Pour les plus riches et principalement pour la bourgeoisie qui ne cesse de croître, la prévoyance devient une préoccupation majeure. On anticipe ses vieux jours, on fait attention à sa santé, à ses conditions de vie, mais aussi à ses biens pour s’assurer de les transmettre à ses descendants.
Un courant philanthrope se développe principalement dans la capitale grâce à l’essor de la presse, en publiant des essais et des articles ce qui a des conséquences sur les mentalités, la société et sur le marché.
Assurer ses biens
C’est dans ce contexte qu’en 1786, la Compagnie des eaux de Paris ajoute à ses compétences celle des assurances contre l’incendie. Au début de l’année 1786, la Compagnie est au bord de la faillite suite à la rédaction d’un pamphlet par le célèbre Mirabeau. Ce dernier pointe du doigt dans ses écrits le coût exorbitant des activités de pompage sur la Seine de la Compagnie. Celle-ci se trouve dans l’obligation de créer une société filiale pour ne pas faire faillite et se lance dans l’assurance contre les incendies, qui sont très fréquents à Paris.

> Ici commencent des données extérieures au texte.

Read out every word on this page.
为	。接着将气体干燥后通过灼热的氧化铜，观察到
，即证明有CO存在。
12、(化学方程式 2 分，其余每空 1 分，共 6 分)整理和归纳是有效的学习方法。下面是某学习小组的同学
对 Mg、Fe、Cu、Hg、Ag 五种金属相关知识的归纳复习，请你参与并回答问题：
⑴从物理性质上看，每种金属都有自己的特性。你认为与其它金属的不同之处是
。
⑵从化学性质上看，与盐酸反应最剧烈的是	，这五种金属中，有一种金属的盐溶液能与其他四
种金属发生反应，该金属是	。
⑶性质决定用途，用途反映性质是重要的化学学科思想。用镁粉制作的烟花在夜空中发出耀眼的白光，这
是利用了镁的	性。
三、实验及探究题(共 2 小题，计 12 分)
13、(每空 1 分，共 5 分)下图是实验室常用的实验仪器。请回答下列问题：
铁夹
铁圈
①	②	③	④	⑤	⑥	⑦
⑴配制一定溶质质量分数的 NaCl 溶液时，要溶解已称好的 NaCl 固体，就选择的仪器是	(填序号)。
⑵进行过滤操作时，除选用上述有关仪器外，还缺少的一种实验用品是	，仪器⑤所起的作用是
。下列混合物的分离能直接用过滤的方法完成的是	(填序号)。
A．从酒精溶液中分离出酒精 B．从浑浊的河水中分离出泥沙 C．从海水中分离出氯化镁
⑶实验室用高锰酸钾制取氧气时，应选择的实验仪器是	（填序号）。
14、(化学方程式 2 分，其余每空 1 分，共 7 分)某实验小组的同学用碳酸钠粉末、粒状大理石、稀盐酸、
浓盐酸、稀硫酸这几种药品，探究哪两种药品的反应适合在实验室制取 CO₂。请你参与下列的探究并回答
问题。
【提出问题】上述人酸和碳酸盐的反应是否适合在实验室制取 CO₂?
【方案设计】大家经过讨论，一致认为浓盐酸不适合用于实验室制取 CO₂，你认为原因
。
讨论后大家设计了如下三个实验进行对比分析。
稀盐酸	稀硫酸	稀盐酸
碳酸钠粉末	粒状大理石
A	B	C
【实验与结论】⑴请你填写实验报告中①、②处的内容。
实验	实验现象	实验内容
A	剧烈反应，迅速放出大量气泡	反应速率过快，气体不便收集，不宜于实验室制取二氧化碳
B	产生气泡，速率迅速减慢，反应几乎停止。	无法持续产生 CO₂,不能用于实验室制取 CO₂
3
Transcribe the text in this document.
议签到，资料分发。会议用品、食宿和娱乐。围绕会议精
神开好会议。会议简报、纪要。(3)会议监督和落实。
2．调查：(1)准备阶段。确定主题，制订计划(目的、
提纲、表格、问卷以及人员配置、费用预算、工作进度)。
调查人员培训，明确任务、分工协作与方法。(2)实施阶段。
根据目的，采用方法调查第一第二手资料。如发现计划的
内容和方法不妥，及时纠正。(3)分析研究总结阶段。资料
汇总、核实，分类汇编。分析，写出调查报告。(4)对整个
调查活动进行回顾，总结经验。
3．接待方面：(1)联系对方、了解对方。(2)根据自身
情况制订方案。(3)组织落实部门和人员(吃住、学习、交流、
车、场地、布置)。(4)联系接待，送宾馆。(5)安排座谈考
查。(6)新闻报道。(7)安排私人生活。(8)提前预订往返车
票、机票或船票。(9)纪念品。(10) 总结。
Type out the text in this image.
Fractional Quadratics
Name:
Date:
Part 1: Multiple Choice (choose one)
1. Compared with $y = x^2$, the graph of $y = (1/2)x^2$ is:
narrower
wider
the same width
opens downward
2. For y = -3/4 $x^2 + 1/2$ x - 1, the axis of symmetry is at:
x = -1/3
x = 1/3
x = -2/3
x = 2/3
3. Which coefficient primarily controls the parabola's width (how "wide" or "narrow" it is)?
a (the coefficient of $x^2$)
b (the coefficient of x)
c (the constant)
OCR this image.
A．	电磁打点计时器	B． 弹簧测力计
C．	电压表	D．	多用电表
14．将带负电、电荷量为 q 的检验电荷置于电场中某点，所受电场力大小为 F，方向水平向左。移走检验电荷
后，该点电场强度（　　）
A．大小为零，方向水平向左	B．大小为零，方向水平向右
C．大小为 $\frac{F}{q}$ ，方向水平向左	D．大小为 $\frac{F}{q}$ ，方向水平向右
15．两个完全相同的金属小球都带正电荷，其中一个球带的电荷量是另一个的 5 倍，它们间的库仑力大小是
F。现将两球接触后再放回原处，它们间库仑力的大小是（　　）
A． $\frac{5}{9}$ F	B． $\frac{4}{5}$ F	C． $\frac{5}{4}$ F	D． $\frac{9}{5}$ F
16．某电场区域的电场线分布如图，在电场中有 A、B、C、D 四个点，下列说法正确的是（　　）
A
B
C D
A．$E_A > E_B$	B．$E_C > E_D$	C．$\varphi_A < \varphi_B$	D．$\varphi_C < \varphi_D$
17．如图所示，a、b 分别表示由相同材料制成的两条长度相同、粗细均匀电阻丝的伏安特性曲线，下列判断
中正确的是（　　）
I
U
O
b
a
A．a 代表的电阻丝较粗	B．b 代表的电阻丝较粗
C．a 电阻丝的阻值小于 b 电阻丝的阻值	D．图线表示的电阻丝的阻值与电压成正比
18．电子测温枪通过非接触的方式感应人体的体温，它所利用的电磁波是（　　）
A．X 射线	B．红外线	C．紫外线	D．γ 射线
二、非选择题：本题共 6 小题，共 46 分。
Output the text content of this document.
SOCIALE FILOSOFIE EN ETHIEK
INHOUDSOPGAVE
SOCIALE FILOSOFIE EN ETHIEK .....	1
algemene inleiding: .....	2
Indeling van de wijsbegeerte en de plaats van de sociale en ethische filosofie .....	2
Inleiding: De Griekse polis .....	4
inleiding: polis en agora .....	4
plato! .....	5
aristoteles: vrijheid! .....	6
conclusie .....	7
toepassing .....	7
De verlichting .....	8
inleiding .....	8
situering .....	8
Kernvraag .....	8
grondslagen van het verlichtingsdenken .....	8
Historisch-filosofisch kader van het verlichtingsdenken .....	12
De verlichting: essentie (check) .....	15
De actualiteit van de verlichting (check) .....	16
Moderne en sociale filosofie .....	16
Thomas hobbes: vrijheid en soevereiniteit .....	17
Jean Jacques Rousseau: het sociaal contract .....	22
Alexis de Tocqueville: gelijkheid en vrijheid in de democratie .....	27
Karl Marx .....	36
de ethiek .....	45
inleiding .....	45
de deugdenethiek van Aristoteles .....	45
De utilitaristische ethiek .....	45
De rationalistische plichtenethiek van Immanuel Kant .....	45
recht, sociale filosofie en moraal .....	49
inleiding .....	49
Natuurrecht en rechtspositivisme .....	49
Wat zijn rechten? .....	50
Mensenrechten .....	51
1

Dans un premier temps, ce nouveau service fait débat notamment parce que certains comme Mirabeau ou Brissot pensent que, sous couvert de vertus morales se cachent des manœuvres boursières et une volonté de s’enrichir sur les désagréments de la population parisienne. Le projet met une année à se construire et aboutit finalement en 1786 à la création de la « Chambre d’assurance contre les incendies », qui assure principalement la population bourgeoise et l’aristocratie contre les dégâts causés par le feu sur leurs biens. Après la création de ce premier assureur, la concurrence apparaît et de nombreux cabinets proposent des assurances. L’administration royale surveille ces affaires de manière rigoureuse, car elle craint des abus. La surveillance de Breteuil, Ministre de la Maison du roi, en charge de la ville de Paris est particulièrement virulente.
Les « Assurances sur la vie »
Le Grand tournant a lieu à Paris en 1787 quand en février, Sieur de Beaufleury propose une « Assurance sur la vie des Hommes ». Le dossier est envoyé par la Maison du Roi à l’académie des Sciences, qui valide le projet, puis le transmet en juillet au Conseil du Roi. L’avis de ce dernier est très surprenant pour l’époque. Le Conseil juge l’idée de Beaufleury d’innovation « d’utilité publique » et estime préférable d’en confier la gestion à une institution publique plutôt que d’en laisser les profits à une compagnie privée. La tâche est confiée au Bureau de la Ville de Paris qui inspire confiance et qui assure pouvoir faire « valoir la chose en grand » auprès des parisiens.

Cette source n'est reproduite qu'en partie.